Omariba Collins edited this page Feb 4, 2023 · 4 revisions

API THROTTLING

What is API throttling ?

Also called Rate limiting.

It is controlling the rate of requests that clients can make to an API. This can be done for various reasons but mainly to prevent abuse of an API.

How it works

The IP address of an incoming request is used to generate a unique key to throttle against. For authenticated users, the user id is used to generate a unique key to throttle against.

How to implement it

In this implementation I assume you know how to setup a django project. I have setup a project with a blog app.

Set the throttling policy

Throttling classes are inbuilt into the Django Rest Framework hence no library needs to be installed.

In the settings.py file add this.

REST_FRAMEWORK = {
    'DEFAULT_THROTTLE_CLASSES': [
        'rest_framework.throttling.UserRateThrottle',
        'rest_framework.throttling.AnonRateThrottle'
    ],
    'DEFAULT_THROTTLE_RATES': {
        'user': '40/minute',
        'anon': '20/minute' 
    }

From this example Unauthenticated users will only be able to make 20 requests per minute while authenticated users can make 40 requests per minute.

Add Throttling to a view

You pass a throttle class to the throttle_clasess attribute for class based views.

from  rest_framework.generics import ListAPIView
from blog.serializers import BlogSerializer
from rest_framework.throttling import UserRateThrottle

class Blogview(ListAPIView):  
    serializer_class = BlogSerializer
    throttle_classes = [UserRateThrottle]

In function based views use the throttle_classes decorator.

@api_view(['GET'])
@throttle_classes([UserRateThrottle])
def blog_view(request, format=None):
    content = {
        'status': 'request was permitted'
    }
    return Response(content)

Now for either of these views the authenticated users will be limited to only 40 requests per minute.

Custom throttling classes

You can use a throttles.py file in the app folder to write a custom throttling class for specific views as shown.

from rest_framework.throttling import UserRateThrottle

class BlogRateThrottle(UserRateThrottle):
    scope = 'blog'

You also need to update the _**settings.py**_ file to this.


REST_FRAMEWORK = {
    'DEFAULT_THROTTLE_CLASSES': [
        'rest_framework.throttling.UserRateThrottle',
        'rest_framework.throttling.AnonRateThrottle',
        'blog.throttles.BlogRateThrottle', #new line
    ],
    'DEFAULT_THROTTLE_RATES': {
        'user': '40/minute',
        'anon': '20/minute' ,
        'blog': '10/minute', #new line
    }
}

You can then add this custom throttle class to your view.

from  rest_framework.generics import ListAPIView
from blog.serializers import BlogSerializer
from .throttles import BlogRateThrottle

class BlogView(ListAPIView):  
    serializer_class = BlogSerializer
    throttle_classes = [BlogRateThrottle]

For this view only , authenticated users will now be limited to 10 requests per minute.

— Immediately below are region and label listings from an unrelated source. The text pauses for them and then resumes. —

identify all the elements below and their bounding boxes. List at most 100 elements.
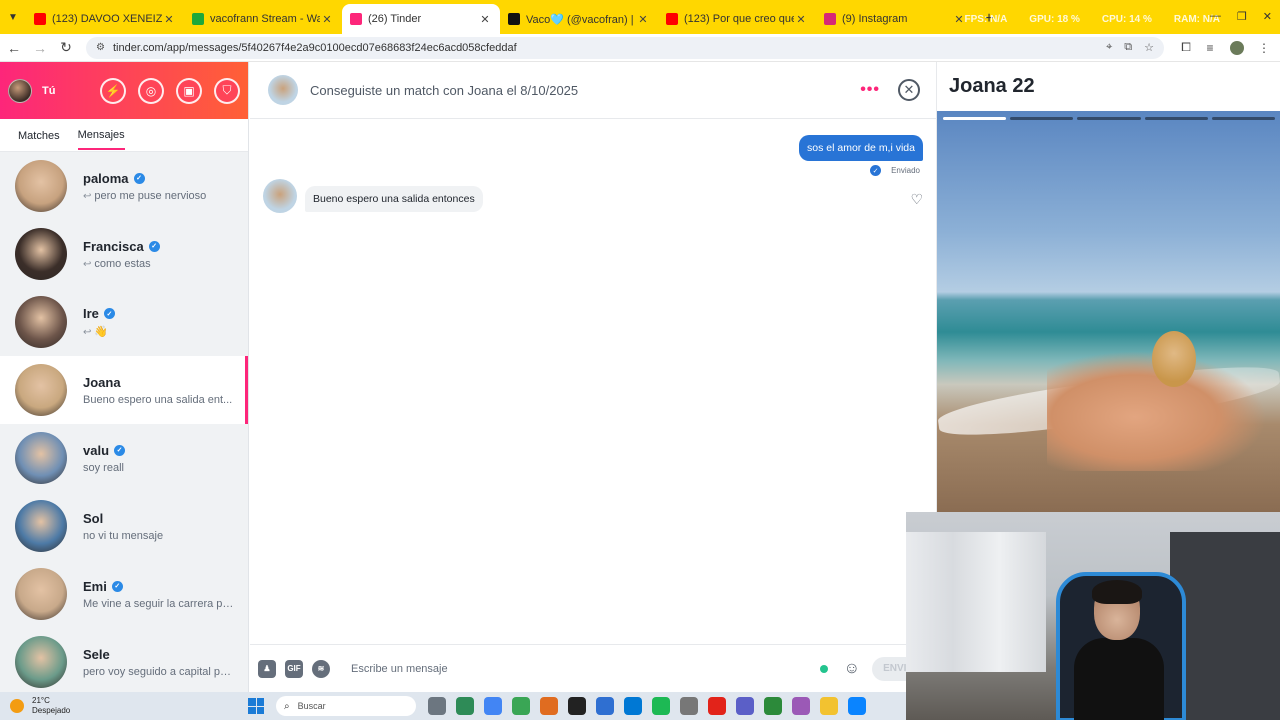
taskbar-app-icon[interactable] xyxy=(624,697,642,715)
taskbar-search[interactable]: ⌕ Buscar xyxy=(276,696,416,716)
minimize-icon[interactable]: — xyxy=(1210,10,1221,23)
browser-tab[interactable]: Vaco🩵 (@vacofran) | TikTok✕ xyxy=(500,4,658,34)
tab-close-icon[interactable]: ✕ xyxy=(320,13,334,26)
taskbar-apps xyxy=(428,697,866,715)
tab-search-icon[interactable]: ▼ xyxy=(0,0,26,34)
tab-title: (9) Instagram xyxy=(842,13,908,25)
browser-tab[interactable]: (26) Tinder ✕ xyxy=(342,4,500,34)
photo-bar[interactable] xyxy=(943,117,1007,120)
url-field[interactable]: ⚙ tinder.com/app/messages/5f40267f4e2a9c… xyxy=(86,36,1164,59)
taskbar-app-icon[interactable] xyxy=(484,697,502,715)
close-chat-icon[interactable]: ✕ xyxy=(898,79,920,101)
location-icon[interactable]: ⌖ xyxy=(1106,41,1112,54)
conversation-item[interactable]: Sele pero voy seguido a capital po... xyxy=(0,628,248,692)
my-profile-label[interactable]: Tú xyxy=(42,85,88,97)
taskbar-app-icon[interactable] xyxy=(652,697,670,715)
taskbar-app-icon[interactable] xyxy=(568,697,586,715)
start-windows-icon[interactable] xyxy=(248,698,264,714)
conversation-preview: Bueno espero una salida ent... xyxy=(83,393,233,406)
url-text: tinder.com/app/messages/5f40267f4e2a9c01… xyxy=(112,41,517,54)
sidebar: Tú ⚡ ◎ ▣ ⛉ Matches Mensajes paloma ✓ ↩ pero… xyxy=(0,62,249,692)
photo-bar[interactable] xyxy=(1211,117,1276,120)
conversation-item[interactable]: Francisca ✓ ↩ como estas xyxy=(0,220,248,288)
browser-tab[interactable]: vacofrann Stream - Watch Live✕ xyxy=(184,4,342,34)
conversation-name: Emi xyxy=(83,578,107,594)
conversation-item[interactable]: paloma ✓ ↩ pero me puse nervioso xyxy=(0,152,248,220)
message-input[interactable]: Escribe un mensaje xyxy=(351,663,820,675)
taskbar-app-icon[interactable] xyxy=(428,697,446,715)
tab-messages[interactable]: Mensajes xyxy=(77,121,125,150)
tab-close-icon[interactable]: ✕ xyxy=(478,13,492,26)
photo-bar[interactable] xyxy=(1077,117,1141,120)
bookmark-star-icon[interactable]: ☆ xyxy=(1144,41,1154,54)
tab-favicon-icon xyxy=(192,13,204,25)
reload-icon[interactable]: ↻ xyxy=(54,36,78,60)
photo-bar[interactable] xyxy=(1144,117,1208,120)
taskbar-app-icon[interactable] xyxy=(820,697,838,715)
back-arrow-icon[interactable]: ← xyxy=(2,36,26,60)
close-window-icon[interactable]: ✕ xyxy=(1263,10,1272,23)
conversation-item[interactable]: Emi ✓ Me vine a seguir la carrera pr... xyxy=(0,560,248,628)
forward-arrow-icon[interactable]: → xyxy=(28,36,52,60)
taskbar-app-icon[interactable] xyxy=(708,697,726,715)
tab-close-icon[interactable]: ✕ xyxy=(794,13,808,26)
match-avatar[interactable] xyxy=(268,75,298,105)
taskbar-app-icon[interactable] xyxy=(848,697,866,715)
maximize-icon[interactable]: ❐ xyxy=(1237,10,1247,23)
taskbar-app-icon[interactable] xyxy=(736,697,754,715)
extensions-icon[interactable]: ⧠ xyxy=(1174,40,1198,55)
conversation-item[interactable]: valu ✓ soy reall xyxy=(0,424,248,492)
verified-badge-icon: ✓ xyxy=(103,308,115,319)
conversation-preview: no vi tu mensaje xyxy=(83,529,164,542)
briefcase-icon[interactable]: ▣ xyxy=(176,77,202,104)
tab-title: (123) DAVOO XENEIZE REACCIO xyxy=(52,13,162,25)
weather-sun-icon xyxy=(10,699,24,713)
gif-button[interactable]: GIF xyxy=(285,659,303,678)
browser-tab[interactable]: (123) Por que creo que OnlyFan✕ xyxy=(658,4,816,34)
gpu-stat: GPU: 18 % xyxy=(1029,14,1080,25)
taskbar-app-icon[interactable] xyxy=(456,697,474,715)
install-app-icon[interactable]: ⧉ xyxy=(1124,41,1132,54)
taskbar-app-icon[interactable] xyxy=(680,697,698,715)
conversation-preview: 👋 xyxy=(94,326,109,338)
browser-tab[interactable]: (9) Instagram ✕ xyxy=(816,4,974,34)
menu-kebab-icon[interactable]: ⋮ xyxy=(1252,41,1276,55)
more-options-icon[interactable]: ••• xyxy=(860,81,880,99)
message-composer: ♟ GIF ≋ Escribe un mensaje ☺ ENVIAR xyxy=(250,644,936,692)
tab-title: vacofrann Stream - Watch Live xyxy=(210,13,320,25)
emoji-icon[interactable]: ☺ xyxy=(844,660,860,678)
taskbar-app-icon[interactable] xyxy=(512,697,530,715)
reply-arrow-icon: ↩ xyxy=(83,258,92,270)
tab-title: (26) Tinder xyxy=(368,13,422,25)
conversation-item[interactable]: Ire ✓ ↩ 👋 xyxy=(0,288,248,356)
profile-avatar[interactable] xyxy=(1230,40,1244,55)
site-info-icon[interactable]: ⚙ xyxy=(96,42,105,53)
sticker-icon[interactable]: ♟ xyxy=(258,659,276,678)
profile-photo[interactable] xyxy=(937,111,1280,513)
taskbar-app-icon[interactable] xyxy=(792,697,810,715)
incoming-message: Bueno espero una salida entonces xyxy=(305,186,483,212)
conversation-item[interactable]: Joana Bueno espero una salida ent... xyxy=(0,356,248,424)
spotify-icon[interactable]: ≋ xyxy=(312,659,330,678)
incoming-avatar[interactable] xyxy=(263,179,297,213)
boost-icon[interactable]: ⚡ xyxy=(100,77,126,104)
browser-tab-bar: ▼ (123) DAVOO XENEIZE REACCIO✕vacofrann … xyxy=(0,0,1280,34)
browser-tab[interactable]: (123) DAVOO XENEIZE REACCIO✕ xyxy=(26,4,184,34)
tab-close-icon[interactable]: ✕ xyxy=(162,13,176,26)
webcam-curtain xyxy=(906,532,1046,672)
photo-bar[interactable] xyxy=(1010,117,1074,120)
taskbar-app-icon[interactable] xyxy=(764,697,782,715)
media-controls-icon[interactable]: ≡ xyxy=(1198,41,1222,55)
like-heart-icon[interactable]: ♡ xyxy=(910,191,923,208)
tab-matches[interactable]: Matches xyxy=(18,122,60,149)
conversation-preview: pero voy seguido a capital po... xyxy=(83,665,236,678)
tab-close-icon[interactable]: ✕ xyxy=(636,13,650,26)
shield-icon[interactable]: ⛉ xyxy=(214,77,240,104)
explore-compass-icon[interactable]: ◎ xyxy=(138,77,164,104)
weather-widget[interactable]: 21°C Despejado xyxy=(0,696,240,716)
conversation-item[interactable]: Sol no vi tu mensaje xyxy=(0,492,248,560)
my-avatar[interactable] xyxy=(8,78,32,103)
taskbar-app-icon[interactable] xyxy=(540,697,558,715)
taskbar-app-icon[interactable] xyxy=(596,697,614,715)
conversation-preview: pero me puse nervioso xyxy=(94,189,207,202)
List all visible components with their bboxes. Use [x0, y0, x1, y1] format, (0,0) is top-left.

Throttling specific HTTP methods

In the example below only the post request in the viewset is throttled.

from  rest_framework import viewsets
from blog.serializers import BlogSerializer
from blog.models import Blog
from rest_framework.throttling import UserRateThrottle


class BlogViewSet(viewsets. ModelViewSet):
    queryset = Blog.objects.all()
    serializer_class = BlogSerializer

    def get_throttles (self):
        if self.action == 'create':
            throttle_classes = [UserRateThrottle]
        else:
            throttle_classes = []
        return [throttle() for throttle in throttle_classes]

Conclusion

API throttling is a cool and powerful feature , however you shouldn’t treat it as a security feature against brute forcing or denial-of-service attacks due to reasons like spoofing of IP origins.